The Rise of the Vagiarist
When writing for the web, the web itself is the first place copywriters go looking for information. This is the case for a number of reasons, the number being two: time and money. Budgets for copywriting are often a tiny part of the marketing effort as a whole. So we’re left with the situation where copywriters are expected to produce 500+ words of site copy in half an hour. There’s only one way to achieve that: I call it vagiarism.
Vagiarism n., the act of trawling the internet to grab a few facts and stats on which to base vague, meaningless articles, devoid of interest, humour and opinion, but stopping short of outright plagiarism.
This situation is not necessarily the fault of the writer or even the web developer or marketing agency. It might not even be directly attributable to the site owners, who can claim ignorance. It’s just where we are right now. And it might have to change.
Quality and relevance have always been the things searchers have demanded, and the search engines have been on a mission to define them and deliver results that fit their definitions. In this way at least, the engines, the users and the digital marketing companies are on a perpetually diverging course. The transparently spammy techniques of yesteryear have all but been eliminated thanks to penalties and a wising up of web users. But this hasn’t meant that the internet is now overbrimming with quality content.
As searchers we might not even notice it, though, because increasingly, results are for high-quality resources. The engines are getting better at finding pages more quickly, posting them as results within hours or seconds of their being published online. They’re also getting better at judging quality content. Whatever sector you work in, you may well find yourself directed to the same few sites when you’re looking for information. And there’s a pretty good chance that if you’re satisfied with the results you get, it’ll be because you’re delivered fresh, novel, entertaining, researched and well-written copy.
You’re already halfway there
There’s a lesson here for anyone who’s at least been convinced that they need to keep their sites updated with copy: any copy won’t do. Here’s a quick copy check list:
- Use a professional copywriter, who will be able to spin the dullest of source material into readable, quotable copy
- Use proofreaders and editors to check and polish
- Invest in making sure the writer understands your business thoroughly
- Good writing takes time; writers need to self-draft and self-edit, even if they’re passing it on to a third party for editing. If there’s no urgency, let the article sit unread for 24 hours so the writer can read it afresh.
- Write original articles; if you can find information online, so can anyone else
- Do interviews and take surveys to get fresh, unique results
- Tap into the reserves of expertise within your company to give interesting angles to stories; use names of experts (with permission) rather than just their points
- Don’t be scared of expressing opinions
- Respond to breaking news, but stay within your sector
- One good quality article will have a longer tail than ten vague ones
- Gently publicise each article on social media
The bullets above certainly won’t bring cheaper copy in the first instance, but with the search engines entering new territory when it comes to quality content (read anything on Google’s Hummingbird update), it’s becoming something of a necessity.
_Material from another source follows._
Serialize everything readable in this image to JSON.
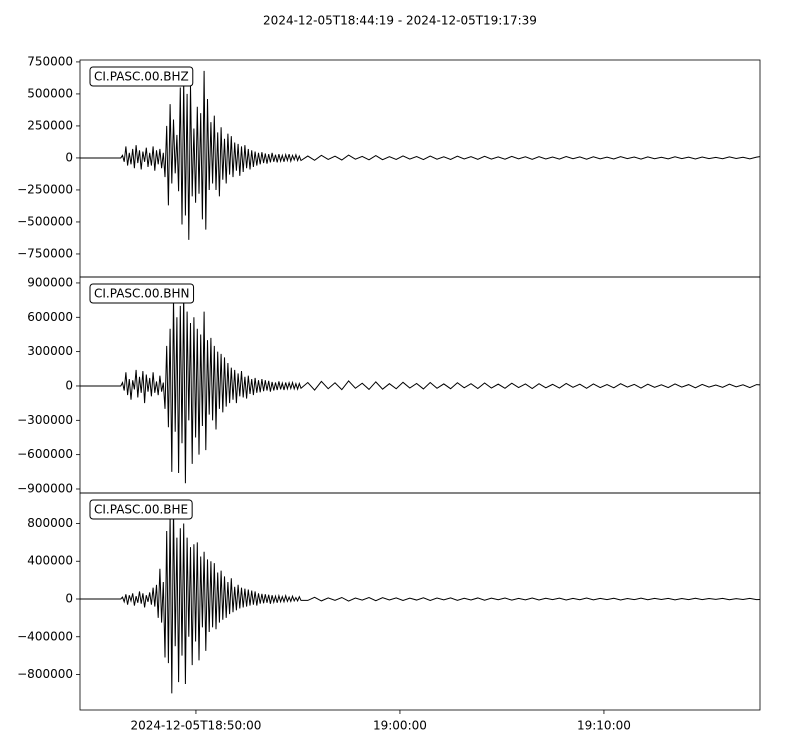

Building a relationship with a freelance copywriter or your marketing agency helps enormously. You’ll find they get to grips with what you do remarkably quickly, and can even progress to the stage where they suggest articles based on relevant news stories they’ve heard from “outside the bubble”, which is a great way to make a link with your public.
Be your own source
Start creating quality content and you’ll be treated as an original source rather than a regurgitator of freely available information. People will quote you – and some will link to you – when writing their own articles and blog posts. That doesn’t mean every page has to aim for nothing less than a Pulitzer Prize nomination – there will always be a need for general, generic, information-giving content on websites. But if at least some of your material shows expertise, attention and warmth, it’ll shine.